Em outras palavras, eles estão preparando o terreno para continuar a guerra por outros meios…
Na década de 1990, surgiram novas dinâmicas e confluências que alimentaram a virada metapolítica. Nos EUA, teve início a propagação mais sistemática das categorias acusatórias “marxismo cultural” e “politicamente correto”, descritas por Lind como a fase dupla do mesmo problema. Um arsenal semântico criado para atacar o feminismo, a luta contra o racismo e pelos direitos LGTBQIA+, pelos migrantes e contra a destruição ambiental em uma base cultural e cotidiana. Enquanto isso, no Vaticano – sob a liderança ultraconservadora de João Paulo II e Ratzinger – outra categoria de espantalho estava sendo desenvolvida, a “ideologia de gênero”, que, é preciso dizer, desde o início foi associada ao neomarxismo, que é uma paleo-versão do “marxismo cultural”. Não menos importante, esse foi também o momento inaugural da Internet com sua nova lógica de digitalização da política, que, como sabemos, seria muito bem explorada pela metapolítica da ultradireita. Naquela confluência, foi montado o aparato discursivo e operacional que gradualmente fomentaria os ciclones antigênero e as viradas ultradireitistas de nossos tempos. Esse aparato estava pronto para ser ativado com vigor quando a crise financeira de 2008 na Europa e nos EUA criou um ambiente social favorável à adesão social às visões propagadas por essas forças. Essa análise dos efeitos de 2008 não pode ser aplicada automaticamente à América Latina, mas as ramificações dessa reenergização política sem dúvida nos afetaram.

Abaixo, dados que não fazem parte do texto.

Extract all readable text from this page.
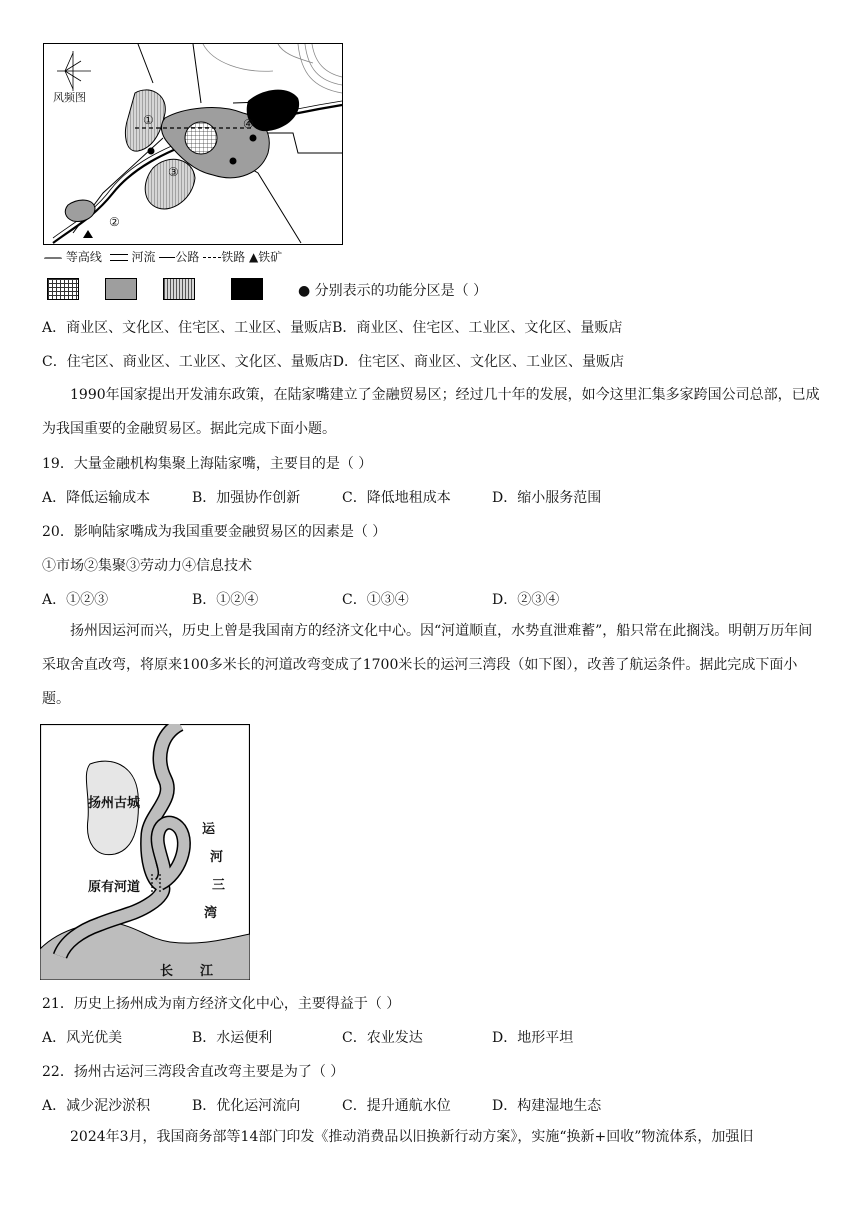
风频图
①
②
③
④
等高线 河流 公路 铁路 ▲铁矿
● 分别表示的功能分区是（ ）
A．商业区、文化区、住宅区、工业区、量贩店B．商业区、住宅区、工业区、文化区、量贩店
C．住宅区、商业区、工业区、文化区、量贩店D．住宅区、商业区、文化区、工业区、量贩店
1990年国家提出开发浦东政策，在陆家嘴建立了金融贸易区；经过几十年的发展，如今这里汇集多家跨国公司总部，已成为我国重要的金融贸易区。据此完成下面小题。
19．大量金融机构集聚上海陆家嘴，主要目的是（ ）
A．降低运输成本	B．加强协作创新	C．降低地租成本	D．缩小服务范围
20．影响陆家嘴成为我国重要金融贸易区的因素是（ ）
①市场②集聚③劳动力④信息技术
A．①②③	B．①②④	C．①③④	D．②③④
扬州因运河而兴，历史上曾是我国南方的经济文化中心。因“河道顺直，水势直泄难蓄”，船只常在此搁浅。明朝万历年间采取舍直改弯，将原来100多米长的河道改弯变成了1700米长的运河三湾段（如下图），改善了航运条件。据此完成下面小题。
扬州古城
原有河道
运
河
三
湾
长 江
21．历史上扬州成为南方经济文化中心，主要得益于（ ）
A．风光优美	B．水运便利	C．农业发达	D．地形平坦
22．扬州古运河三湾段舍直改弯主要是为了（ ）
A．减少泥沙淤积	B．优化运河流向	C．提升通航水位	D．构建湿地生态
2024年3月，我国商务部等14部门印发《推动消费品以旧换新行动方案》，实施“换新+回收”物流体系，加强旧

Qual é a função da categoria “marxismo cultural” hoje, 30 anos após o fim da Guerra Fria?
Ela sempre serviu à função de chicotear e, se possível, erradicar as lutas emancipatórias. De acordo com a narrativa produzida pela releitura ultraconservadora da Escola de Frankfurt, na década de 1980 a esquerda havia abdicado da luta econômica e se dedicado às lutas culturais pela hegemonia política. Em outras palavras, uma “guerra de quarta geração” promovida por feminismos, movimentos LGTBQIA+, lutas antirracistas, lutas ambientais e apoio aos direitos dos migrantes. Trinta anos depois, o “marxismo cultural” foi repaginado, sua nova versão é “woke” (ou wokismo). A palavra woke foi criada na década de 1930 por intelectuais americanos e ativistas antirracistas para denotar a consciência da desigualdade e da discriminação racial. Mas, a partir dos anos 2000, ela se popularizou e ganhou muita força com os episódios de violência policial que deflagrou os protestos do Black Lives Matter. Naquele momento, o termo foi capturado e desfigurado pela extrema direita como uma nova categoria guarda-chuva para todas as “coisas ruins” que já estavam sob o “marxismo cultural”, além de coisas como a teoria racial crítica, a interseccionalidade e a teoria decolonial. Essa virada, é preciso dizer, ilumina fortemente o racismo visceral da ultradireita americana e é muito significativo que essa palavra seja usada hoje muito além das fronteiras dos EUA, como pode ser ilustrado por Milei. Trinta anos se passaram desde a invenção do “Marxismo Cultural” e sua repaginação como “Wokismo”. Mas Milei se moveu muito mais rápido. Em janeiro, no Fórum de Davos, ele atacou o “marxismo cultural”, mas em setembro, nas Nações Unidas, seu alvo já era o “wokismo”. Ele resumiu trinta anos em seis meses, porque dá para perceber que ele é muito acelerado (risos).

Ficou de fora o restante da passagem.